Maia Snow, “Aiahha” oil on canvas, 31″x28″ 2017

Lines disappeared and the blue overtook the vision as far as the peripherals would stretch. Sit down. Stand up. Sit again. Stare. Is the vision of your, their, mine and her bodies, intertwined, struggling to grasp and hold some ounces of air- born yet? My mother has photographs of me, which she printed out from Instagram. They are all over her home. All I want is to know what she smells like. What is the white line of clouds the planes leave behind anyways?  Are you my mother? Your skin syncs to mine quite nicely, and your pale belly makes me think that the sun doesn’t like you very much.

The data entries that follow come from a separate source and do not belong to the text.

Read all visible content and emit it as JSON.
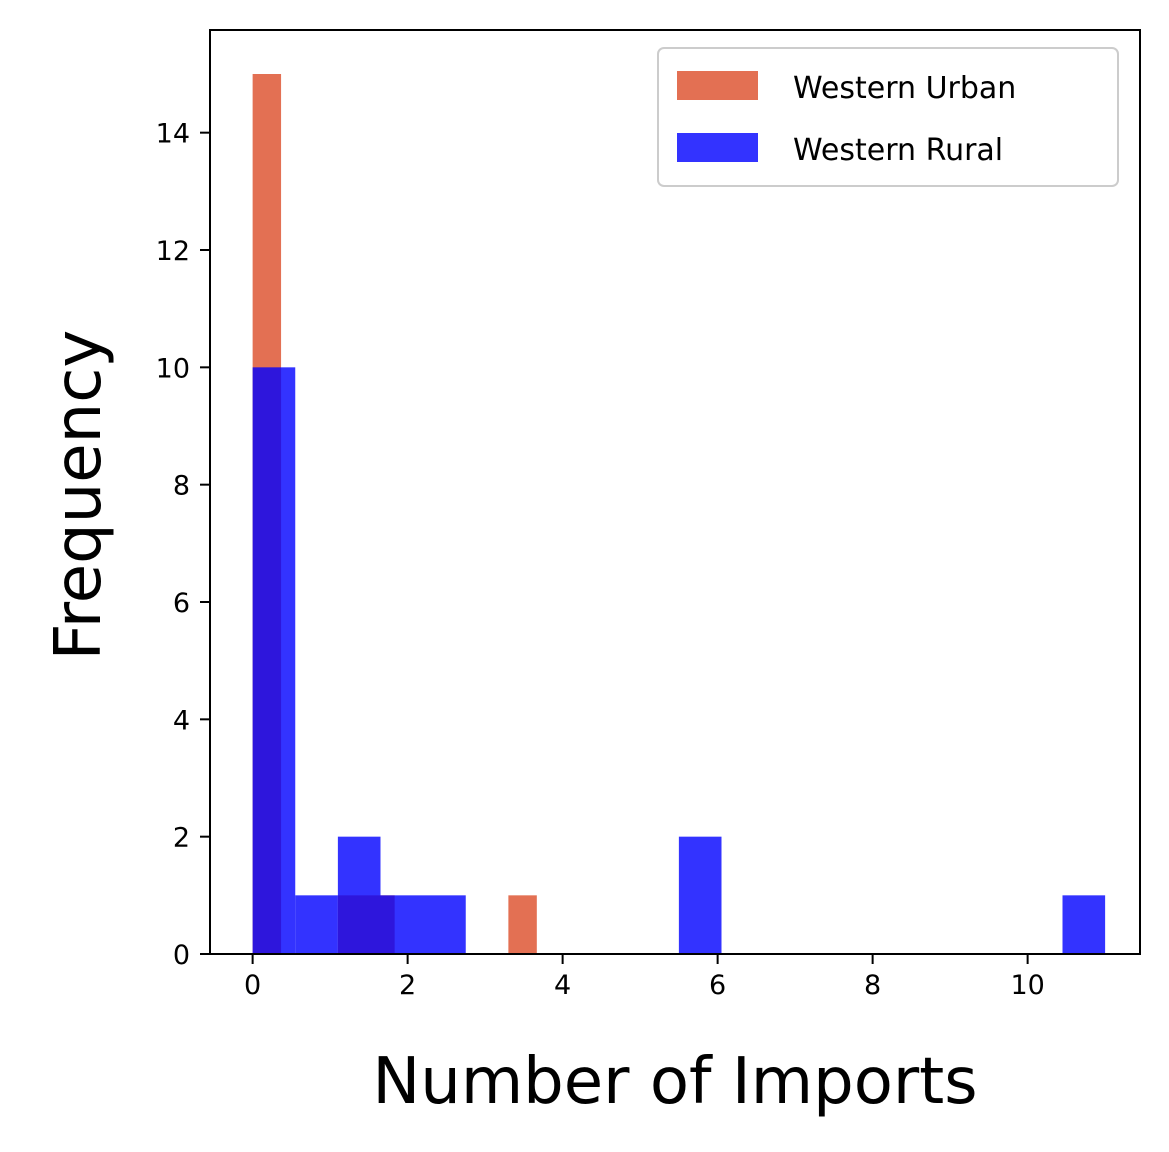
{
  "chart_data": {
    "type": "bar",
    "subtype": "overlapping-histogram",
    "title": "",
    "xlabel": "Number of Imports",
    "ylabel": "Frequency",
    "xlim": [
      -0.55,
      11.45
    ],
    "ylim": [
      0,
      15.75
    ],
    "xticks": [
      0,
      2,
      4,
      6,
      8,
      10
    ],
    "yticks": [
      0,
      2,
      4,
      6,
      8,
      10,
      12,
      14
    ],
    "grid": false,
    "legend_position": "top-right",
    "series": [
      {
        "name": "Western Urban",
        "color": "#e06040",
        "opacity": 0.9,
        "bins": [
          {
            "x0": 0.0,
            "x1": 0.367,
            "value": 15
          },
          {
            "x0": 1.1,
            "x1": 1.833,
            "value": 1
          },
          {
            "x0": 3.3,
            "x1": 3.667,
            "value": 1
          }
        ]
      },
      {
        "name": "Western Rural",
        "color": "#0000ff",
        "opacity": 0.8,
        "bins": [
          {
            "x0": 0.0,
            "x1": 0.55,
            "value": 10
          },
          {
            "x0": 0.55,
            "x1": 1.1,
            "value": 1
          },
          {
            "x0": 1.1,
            "x1": 1.65,
            "value": 2
          },
          {
            "x0": 1.65,
            "x1": 2.75,
            "value": 1
          },
          {
            "x0": 5.5,
            "x1": 6.05,
            "value": 2
          },
          {
            "x0": 10.45,
            "x1": 11.0,
            "value": 1
          }
        ]
      }
    ]
  }
}
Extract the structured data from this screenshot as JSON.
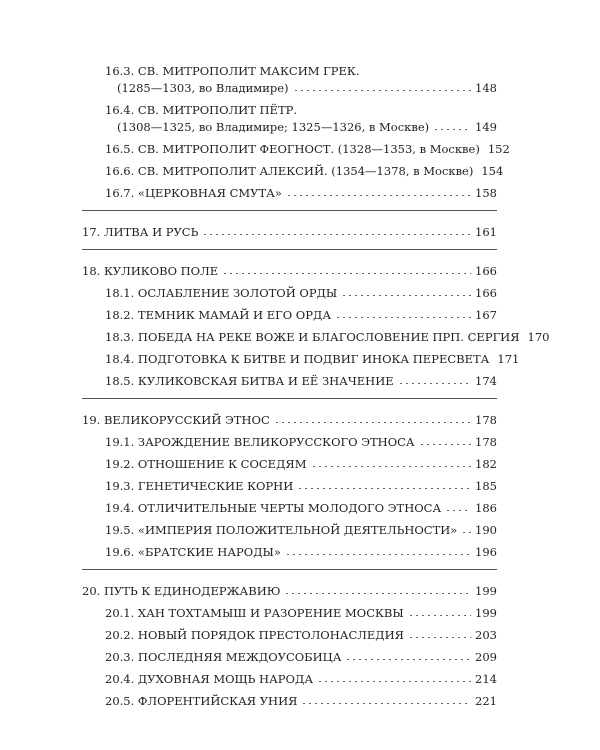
{
  "groups": [
    {
      "items": [
        {
          "number": "16.3.",
          "title": "СВ. МИТРОПОЛИТ МАКСИМ ГРЕК.",
          "subtitle": "(1285—1303, во Владимире)",
          "page": "148"
        },
        {
          "number": "16.4.",
          "title": "СВ. МИТРОПОЛИТ ПЁТР.",
          "subtitle": "(1308—1325, во Владимире; 1325—1326, в Москве)",
          "page": "149"
        },
        {
          "number": "16.5.",
          "title": "СВ. МИТРОПОЛИТ ФЕОГНОСТ. (1328—1353, в Москве)",
          "page": "152"
        },
        {
          "number": "16.6.",
          "title": "СВ. МИТРОПОЛИТ АЛЕКСИЙ. (1354—1378, в Москве)",
          "page": "154"
        },
        {
          "number": "16.7.",
          "title": "«ЦЕРКОВНАЯ СМУТА»",
          "page": "158"
        }
      ]
    },
    {
      "items": [
        {
          "number": "17.",
          "title": "ЛИТВА И РУСЬ",
          "page": "161"
        }
      ]
    },
    {
      "items": [
        {
          "number": "18.",
          "title": "КУЛИКОВО ПОЛЕ",
          "page": "166"
        },
        {
          "number": "18.1.",
          "title": "ОСЛАБЛЕНИЕ ЗОЛОТОЙ ОРДЫ",
          "page": "166"
        },
        {
          "number": "18.2.",
          "title": "ТЕМНИК МАМАЙ И ЕГО ОРДА",
          "page": "167"
        },
        {
          "number": "18.3.",
          "title": "ПОБЕДА НА РЕКЕ ВОЖЕ И БЛАГОСЛОВЕНИЕ ПРП. СЕРГИЯ",
          "page": "170"
        },
        {
          "number": "18.4.",
          "title": "ПОДГОТОВКА К БИТВЕ И ПОДВИГ ИНОКА ПЕРЕСВЕТА",
          "page": "171"
        },
        {
          "number": "18.5.",
          "title": "КУЛИКОВСКАЯ БИТВА И ЕЁ ЗНАЧЕНИЕ",
          "page": "174"
        }
      ]
    },
    {
      "items": [
        {
          "number": "19.",
          "title": "ВЕЛИКОРУССКИЙ ЭТНОС",
          "page": "178"
        },
        {
          "number": "19.1.",
          "title": "ЗАРОЖДЕНИЕ ВЕЛИКОРУССКОГО ЭТНОСА",
          "page": "178"
        },
        {
          "number": "19.2.",
          "title": "ОТНОШЕНИЕ К СОСЕДЯМ",
          "page": "182"
        },
        {
          "number": "19.3.",
          "title": "ГЕНЕТИЧЕСКИЕ КОРНИ",
          "page": "185"
        },
        {
          "number": "19.4.",
          "title": "ОТЛИЧИТЕЛЬНЫЕ ЧЕРТЫ МОЛОДОГО ЭТНОСА",
          "page": "186"
        },
        {
          "number": "19.5.",
          "title": "«ИМПЕРИЯ ПОЛОЖИТЕЛЬНОЙ ДЕЯТЕЛЬНОСТИ»",
          "page": "190"
        },
        {
          "number": "19.6.",
          "title": "«БРАТСКИЕ НАРОДЫ»",
          "page": "196"
        }
      ]
    },
    {
      "items": [
        {
          "number": "20.",
          "title": "ПУТЬ К ЕДИНОДЕРЖАВИЮ",
          "page": "199"
        },
        {
          "number": "20.1.",
          "title": "ХАН ТОХТАМЫШ И РАЗОРЕНИЕ МОСКВЫ",
          "page": "199"
        },
        {
          "number": "20.2.",
          "title": "НОВЫЙ ПОРЯДОК ПРЕСТОЛОНАСЛЕДИЯ",
          "page": "203"
        },
        {
          "number": "20.3.",
          "title": "ПОСЛЕДНЯЯ МЕЖДОУСОБИЦА",
          "page": "209"
        },
        {
          "number": "20.4.",
          "title": "ДУХОВНАЯ МОЩЬ НАРОДА",
          "page": "214"
        },
        {
          "number": "20.5.",
          "title": "ФЛОРЕНТИЙСКАЯ УНИЯ",
          "page": "221"
        }
      ]
    }
  ]
}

I didn’t want to see her jump, and the color green -the right kind of sappy, muddy forest green, is really hard to mix. I want to put its light in my mouth. No hawks left in my organs. The surgery didn’t help and your face was never that important. One stroke for the chin, scrape away for the bottom lip, to show the shadow. Simple. I too, had children I looked after, forty of them at a time. Passionfruit wont leave my head, I like, too much, how it fills my ears with dance sounds. Get up. Hold five brushes in one hand, watch you grab all the kids on TV. Amy, with her sweaters can say hard sentences, but even her voice sometimes breaks. I cant understand the skin that moves on the screen, too fast and I hold my face, to make sure it is not like them. But it doesn’t feel any different. Now my mother cries louder then all the babies I ever had the chance to hold.